Following osmotic upshift under conditions where accumulation of compatible solutes is restricted, E. coli exhibits a substantial increase in intracellular phosphate after a short lag. This increase accounts for a significant fraction of the charge balance required during rapid uptake of K + and NH 4 + , the latter supporting glutamate synthesis as a principal counterion. Concomitantly, nucleotide pools display complex, multiphasic dynamics, including a transient decrease in adenylate energy charge whose duration correlates with stress magnitude. In addition, levels of pyrophosphate and key glycolytic intermediates, including dihydroxyacetone phosphate and 1,3-bisphosphoglycerate, increase markedly, indicating redistribution of phosphate into central metabolic pathways.
These findings support a model in which phosphate uptake and metabolic redistribution contribute both to intracellular charge balance and to dynamic metabolic reorganisation during osmotic stress.
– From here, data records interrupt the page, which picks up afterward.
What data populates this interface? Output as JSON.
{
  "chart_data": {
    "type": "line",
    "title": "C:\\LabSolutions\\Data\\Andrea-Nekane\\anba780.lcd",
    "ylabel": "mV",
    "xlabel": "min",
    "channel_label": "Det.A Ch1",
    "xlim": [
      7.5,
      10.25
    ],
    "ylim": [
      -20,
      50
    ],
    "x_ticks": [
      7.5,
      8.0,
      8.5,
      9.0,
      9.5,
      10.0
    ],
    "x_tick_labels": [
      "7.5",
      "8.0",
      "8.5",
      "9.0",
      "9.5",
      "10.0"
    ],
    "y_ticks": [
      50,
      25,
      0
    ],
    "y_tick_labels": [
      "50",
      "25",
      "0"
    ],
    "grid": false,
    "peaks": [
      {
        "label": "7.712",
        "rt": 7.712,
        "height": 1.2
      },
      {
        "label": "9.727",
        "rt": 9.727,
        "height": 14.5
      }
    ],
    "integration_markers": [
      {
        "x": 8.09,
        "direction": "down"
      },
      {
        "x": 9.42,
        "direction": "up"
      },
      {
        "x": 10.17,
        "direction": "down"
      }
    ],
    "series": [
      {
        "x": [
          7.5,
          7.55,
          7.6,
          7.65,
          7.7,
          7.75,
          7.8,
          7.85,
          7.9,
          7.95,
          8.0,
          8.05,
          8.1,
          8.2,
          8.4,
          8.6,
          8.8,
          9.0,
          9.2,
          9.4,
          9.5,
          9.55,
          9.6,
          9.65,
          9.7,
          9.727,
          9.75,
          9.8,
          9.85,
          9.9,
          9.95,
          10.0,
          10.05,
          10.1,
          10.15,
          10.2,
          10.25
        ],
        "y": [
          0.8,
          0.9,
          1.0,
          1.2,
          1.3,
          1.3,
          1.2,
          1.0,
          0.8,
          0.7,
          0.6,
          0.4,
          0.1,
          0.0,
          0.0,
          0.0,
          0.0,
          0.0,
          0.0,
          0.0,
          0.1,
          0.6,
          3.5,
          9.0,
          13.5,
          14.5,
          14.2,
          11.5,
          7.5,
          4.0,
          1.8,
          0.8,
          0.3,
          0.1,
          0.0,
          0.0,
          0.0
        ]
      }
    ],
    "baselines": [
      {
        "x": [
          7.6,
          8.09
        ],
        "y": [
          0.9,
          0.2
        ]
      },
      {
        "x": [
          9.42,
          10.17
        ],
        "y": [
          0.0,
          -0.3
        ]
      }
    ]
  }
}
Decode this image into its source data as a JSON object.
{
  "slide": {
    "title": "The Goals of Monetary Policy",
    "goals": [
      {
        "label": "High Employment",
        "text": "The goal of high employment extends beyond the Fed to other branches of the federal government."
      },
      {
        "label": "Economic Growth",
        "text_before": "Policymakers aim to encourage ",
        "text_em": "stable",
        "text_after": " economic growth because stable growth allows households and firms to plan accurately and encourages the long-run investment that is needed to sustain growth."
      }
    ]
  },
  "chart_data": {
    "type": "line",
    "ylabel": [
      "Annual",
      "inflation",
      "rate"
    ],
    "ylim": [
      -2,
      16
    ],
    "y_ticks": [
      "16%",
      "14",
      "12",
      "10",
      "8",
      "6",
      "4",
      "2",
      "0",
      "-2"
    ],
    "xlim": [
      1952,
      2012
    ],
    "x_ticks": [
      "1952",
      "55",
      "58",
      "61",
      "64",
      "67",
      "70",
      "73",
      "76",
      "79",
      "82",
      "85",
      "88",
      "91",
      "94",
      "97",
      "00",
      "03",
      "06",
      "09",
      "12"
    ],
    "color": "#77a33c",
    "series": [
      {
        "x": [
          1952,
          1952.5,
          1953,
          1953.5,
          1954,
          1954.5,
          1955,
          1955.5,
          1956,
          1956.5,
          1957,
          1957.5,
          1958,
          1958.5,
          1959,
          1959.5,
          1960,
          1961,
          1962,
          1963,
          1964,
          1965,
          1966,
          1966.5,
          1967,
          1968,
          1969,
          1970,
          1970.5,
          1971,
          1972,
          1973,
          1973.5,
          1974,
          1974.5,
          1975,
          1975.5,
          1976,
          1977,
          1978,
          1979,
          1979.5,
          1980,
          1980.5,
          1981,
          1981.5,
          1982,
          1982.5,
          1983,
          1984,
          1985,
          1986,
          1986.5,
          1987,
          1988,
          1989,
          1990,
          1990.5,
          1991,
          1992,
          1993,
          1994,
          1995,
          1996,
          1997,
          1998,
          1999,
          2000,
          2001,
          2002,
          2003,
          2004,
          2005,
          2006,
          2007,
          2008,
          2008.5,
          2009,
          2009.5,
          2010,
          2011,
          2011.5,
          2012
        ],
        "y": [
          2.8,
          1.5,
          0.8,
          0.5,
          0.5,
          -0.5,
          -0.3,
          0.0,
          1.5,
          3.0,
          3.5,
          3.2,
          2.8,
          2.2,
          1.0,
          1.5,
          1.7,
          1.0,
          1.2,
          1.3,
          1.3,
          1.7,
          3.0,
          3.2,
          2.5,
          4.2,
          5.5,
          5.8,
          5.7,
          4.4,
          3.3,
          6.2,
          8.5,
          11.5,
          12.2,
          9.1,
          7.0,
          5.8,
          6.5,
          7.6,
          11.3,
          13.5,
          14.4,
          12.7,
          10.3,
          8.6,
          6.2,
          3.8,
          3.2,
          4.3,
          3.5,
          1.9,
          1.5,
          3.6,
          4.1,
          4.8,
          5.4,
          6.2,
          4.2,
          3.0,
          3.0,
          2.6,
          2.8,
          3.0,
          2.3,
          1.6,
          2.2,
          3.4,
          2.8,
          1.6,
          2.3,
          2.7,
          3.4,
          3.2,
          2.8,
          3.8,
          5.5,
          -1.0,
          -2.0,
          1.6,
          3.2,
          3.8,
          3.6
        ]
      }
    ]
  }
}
By linking ion transport with central metabolism, this work expands current models of bacterial osmoadaptation and identifies phosphate flux as a key component of the early stress response.
IMPORTANCE
Bacterial survival in fluctuating environments depends on rapid adaptation to osmotic stress. While compatible solutes are central to this process, their contribution does not fully account for early events in Escherichia coli following osmotic upshift. This work demonstrates that inorganic phosphate uptake and redistribution into nucleotide and glycolytic pools contribute substantially to balance the large positive charge entering the cell as it takes up K + and NH 4 + during osmotic upshift. These findings expand current models of bacterial osmoregulation by identifying phosphate flux as a central integrator of ion homeostasis and metabolic adaptation.